Dass die Lobbyarbeit für behinderte Frauen heute so aktiv vom Weibernetz betrieben wird, hat viel damit zu tun, dass Brigitte Faber und Martina Puschke ab Mitte der 90er Jahre in Kassel Jobs fanden und nach Kassel umgezogen sind. Das Weibernetz ist heute als politische Interessenvertretung behinderter Frauen weithin bekannt und in verschiedenen Bereichen aktiv. Das war aber kein Selbstläufer, sondern darin steckt sehr viel harte und ehrenamtliche Zusatzarbeit drin, die weit über die Möglichkeiten der mittlerweile geschaffenen Stellen hinausgehen.
Und dass mit der Ergänzenden Unabhängigen Teilhabeberatungstelle (EUTB) heute durch den Verein Selbstbestimmt Leben in Nordhessen (SliN) ein niedrigschwelliges Beratungsangebot von behinderten Menschen in Kassel angeboten werden kann, dafür hat die Selbstbestimmt Leben Bewegung lange gekämpft.
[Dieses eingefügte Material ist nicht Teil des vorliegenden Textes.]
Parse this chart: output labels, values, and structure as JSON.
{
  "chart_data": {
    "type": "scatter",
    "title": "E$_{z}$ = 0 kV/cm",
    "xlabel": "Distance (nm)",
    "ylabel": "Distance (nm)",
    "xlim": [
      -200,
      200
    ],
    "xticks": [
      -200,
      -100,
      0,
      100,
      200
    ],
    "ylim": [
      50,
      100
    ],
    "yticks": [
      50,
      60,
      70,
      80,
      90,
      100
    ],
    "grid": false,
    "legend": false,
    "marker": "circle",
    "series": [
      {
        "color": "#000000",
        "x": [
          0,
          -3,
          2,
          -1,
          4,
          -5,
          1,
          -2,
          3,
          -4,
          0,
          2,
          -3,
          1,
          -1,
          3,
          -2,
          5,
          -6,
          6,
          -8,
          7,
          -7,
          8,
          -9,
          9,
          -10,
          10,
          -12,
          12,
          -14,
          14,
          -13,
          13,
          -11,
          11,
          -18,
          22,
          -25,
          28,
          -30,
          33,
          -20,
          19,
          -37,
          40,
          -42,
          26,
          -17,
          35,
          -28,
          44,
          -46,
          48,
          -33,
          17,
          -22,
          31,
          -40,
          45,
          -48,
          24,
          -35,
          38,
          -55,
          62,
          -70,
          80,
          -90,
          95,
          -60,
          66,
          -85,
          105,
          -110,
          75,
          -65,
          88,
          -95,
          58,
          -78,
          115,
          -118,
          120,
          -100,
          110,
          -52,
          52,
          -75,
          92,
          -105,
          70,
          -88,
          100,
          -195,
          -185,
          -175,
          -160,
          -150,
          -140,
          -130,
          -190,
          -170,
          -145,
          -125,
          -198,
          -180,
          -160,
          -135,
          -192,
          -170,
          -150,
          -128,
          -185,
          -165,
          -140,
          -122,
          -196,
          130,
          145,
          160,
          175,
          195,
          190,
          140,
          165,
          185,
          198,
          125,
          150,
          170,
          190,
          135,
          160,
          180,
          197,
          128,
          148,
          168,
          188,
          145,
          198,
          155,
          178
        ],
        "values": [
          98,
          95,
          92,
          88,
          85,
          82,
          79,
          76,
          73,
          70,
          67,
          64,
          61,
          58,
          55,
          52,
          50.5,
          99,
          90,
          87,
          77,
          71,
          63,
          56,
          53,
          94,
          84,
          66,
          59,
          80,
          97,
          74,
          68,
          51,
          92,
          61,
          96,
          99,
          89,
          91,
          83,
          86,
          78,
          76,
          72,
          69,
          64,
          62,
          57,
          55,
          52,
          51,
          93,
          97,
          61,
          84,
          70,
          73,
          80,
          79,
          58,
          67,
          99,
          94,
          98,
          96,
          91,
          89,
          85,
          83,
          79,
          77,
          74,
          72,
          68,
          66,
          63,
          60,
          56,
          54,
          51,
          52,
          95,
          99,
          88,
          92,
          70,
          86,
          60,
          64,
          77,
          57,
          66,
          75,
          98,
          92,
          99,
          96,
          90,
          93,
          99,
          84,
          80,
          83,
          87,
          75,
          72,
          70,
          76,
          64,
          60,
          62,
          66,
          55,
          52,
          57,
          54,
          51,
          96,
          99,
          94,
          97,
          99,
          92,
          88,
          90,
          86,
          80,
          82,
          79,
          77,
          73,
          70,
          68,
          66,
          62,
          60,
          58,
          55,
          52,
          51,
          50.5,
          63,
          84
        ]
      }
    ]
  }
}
Dass dies auch bestehen bleibt, dafür setzen sich die Berater*innen wie Petra Willich und Uwe Frevert mit ihren Kolleg*innen ein und haben gerade auch in der Corona-Pandemie immer wieder neue Wege zur Beratung von behinderten Menschen durch behinderte Menschen beschritten.
Das waren nur einige Aspekte des gut zweistündigen Gespräches in kleiner pandemiegerechter Runde mit Glühwein und Keksen am 3. Dezember im Kasseler Zentrum für selbstbestimmtes Leben behinderter Menchen (ZsL). Einig waren sich die Gesprächsteilnehmer*innen darin, dass es nun wichtig ist, dass die neue Generation das Ruder immer mehr übernimmt. Möge diese das mit ähnlichem Engagement tun, wie die Gründer*innen der verschiedenen Organisationen und Projekte, denn die Erfahrung lehrt, von allein kommt meist nichts, behinderte Menschen müssen nach wie vor für ihre Selbstbestimmung und Gleichstellung kämpfen und sehr aktiv sein.